JESI – Una giornata dedicata all’ambiente organizzata dal Comitato di Jesi della Croce Rossa Italiana. L’appuntamento è sabato 29 aprile ai Giardini Pubblici, una festa in onore del nostro pianeta. Si comincia alle 16 con i volontari della Croce Rossa jesina che organizzeranno diverse attività didattiche, con lo scopo di favorire la cultura della sostenibilità del riutilizzo e del riciclo dei rifiuti.
Perché la Croce Rossa, associazione che ha come obiettivo primario la tutela della vita umana, perché dunque occuparsi della Terra? La risposta nelle parole di Daniele Duca, consigliere del comitato Cri di Jesi: «Stime dell’Onu dicono che nel 2020 saranno 50 milioni i cosiddetti profughi ambientali, coloro che sono costretti a spostarsi a causa degli effetti dei cambiamenti climatici sulle loro terre. Altre risposte le possiamo trovare, ad esempio, scoprendo che nella “Terra dei fuochi”, luogo dove l’inquinamento e l’inciviltà dell’uomo hanno creato un vero e proprio disastro ecologico, l’incidenza dei tumori supera dell’11% la media nazionale. Insomma, che si tratti di dissesto idrogeologico, inquinamento dell’aria e della terra, siccità, desertificazione o emissioni di gas serra, la mano distruttiva dell’uomo è sempre più evidente e produce moltissimi effetti nocivi».
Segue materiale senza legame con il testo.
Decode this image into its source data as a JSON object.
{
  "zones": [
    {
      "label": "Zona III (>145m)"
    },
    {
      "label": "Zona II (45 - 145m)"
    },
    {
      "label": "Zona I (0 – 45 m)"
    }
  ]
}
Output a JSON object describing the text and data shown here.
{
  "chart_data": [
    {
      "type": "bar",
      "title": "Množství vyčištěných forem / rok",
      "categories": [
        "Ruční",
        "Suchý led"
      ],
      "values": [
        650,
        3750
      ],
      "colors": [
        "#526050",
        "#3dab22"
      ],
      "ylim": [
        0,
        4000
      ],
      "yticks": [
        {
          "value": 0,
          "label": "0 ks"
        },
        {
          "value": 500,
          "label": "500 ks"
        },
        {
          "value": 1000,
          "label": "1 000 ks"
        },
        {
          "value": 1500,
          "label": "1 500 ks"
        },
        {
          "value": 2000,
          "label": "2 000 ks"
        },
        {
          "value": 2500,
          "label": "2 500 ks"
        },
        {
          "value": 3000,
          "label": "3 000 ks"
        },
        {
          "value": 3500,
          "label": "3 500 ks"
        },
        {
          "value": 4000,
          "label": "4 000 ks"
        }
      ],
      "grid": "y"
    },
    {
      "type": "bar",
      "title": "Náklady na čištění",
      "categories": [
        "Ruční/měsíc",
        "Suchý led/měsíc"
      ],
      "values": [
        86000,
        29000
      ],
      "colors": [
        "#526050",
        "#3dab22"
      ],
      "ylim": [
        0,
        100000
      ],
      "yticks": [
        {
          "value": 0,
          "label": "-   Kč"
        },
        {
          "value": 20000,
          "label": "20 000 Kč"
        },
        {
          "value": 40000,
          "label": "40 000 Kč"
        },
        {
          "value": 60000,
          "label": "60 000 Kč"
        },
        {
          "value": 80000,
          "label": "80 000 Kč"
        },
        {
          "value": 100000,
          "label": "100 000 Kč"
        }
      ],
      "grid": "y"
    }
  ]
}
La sensibilità del gruppo jesino nei confronti del tema è lungimirante, oltreché apprezzabile. I profughi ambientali, infatti, rischiano di raggiungere numeri da record nei prossimi anni: il dossier “Cambiamento climatico e migrazioni forzate” cita il programma delle Nazioni Unite sull’ambiente (UNEP) secondo cui nel 2060 in Africa ci saranno circa 50milioni di profughi climatici e spiega «tenendo in considerazione l’enorme numero, attuale e futuro, di evacuati per cause ecologiche il XXI secolo potrebbe essere definito come il “Secolo dei rifugiati ambientali”, nonostante il termine non sia ancora riconosciuto dalle leggi internazionali».
Chi sono i profughi ambientali? Sono vittime di eventi climatici estremi, dovuti al cambiamento climatico provocato a sua volta dall’opera dell’uomo. Persone che pagano la poca importanza che viene data all’ambiente nelle agende politiche internazionali. Bambini, donne e uomini che non riescono più ad adattarsi all’impatto che le catastrofi hanno sul luogo dove vivono e quindi si vedono costretti a fuggire in cerca di condizioni di vita migliori e più salubri.
Numeri alla mano dimostrano che l’esodo è già cominciato: il Centre for Research on the Epidemiology of Disasters (CRED) nel solo 2012, parla di 310 calamità naturali che hanno portato 9.330 decessi, 106 milioni di persone colpite e un danno economico stimato pari a 138 miliardi di dollari. L’ultimo rapporto dell’Internal Displacement Monitoring Centre, ripreso da Legambiente e pubblicato nel maggio 2013, afferma che «nel 2012 sono state 32,4 milioni nel mondo le persone costrette ad abbandonare la loro casa in conseguenza di disastri naturali». Pensare che sia un problema “moderno” è sbagliato: a causa di pratiche agricole inappropriate tra il 1931 e il 1939 oltre mezzo milione di americani restò senza casa per via del “Dust Bowl”, una serie di tempeste di sabbia che colpirono gli Stati Uniti (Texas, Kansas e Oklahoma, e il Canada.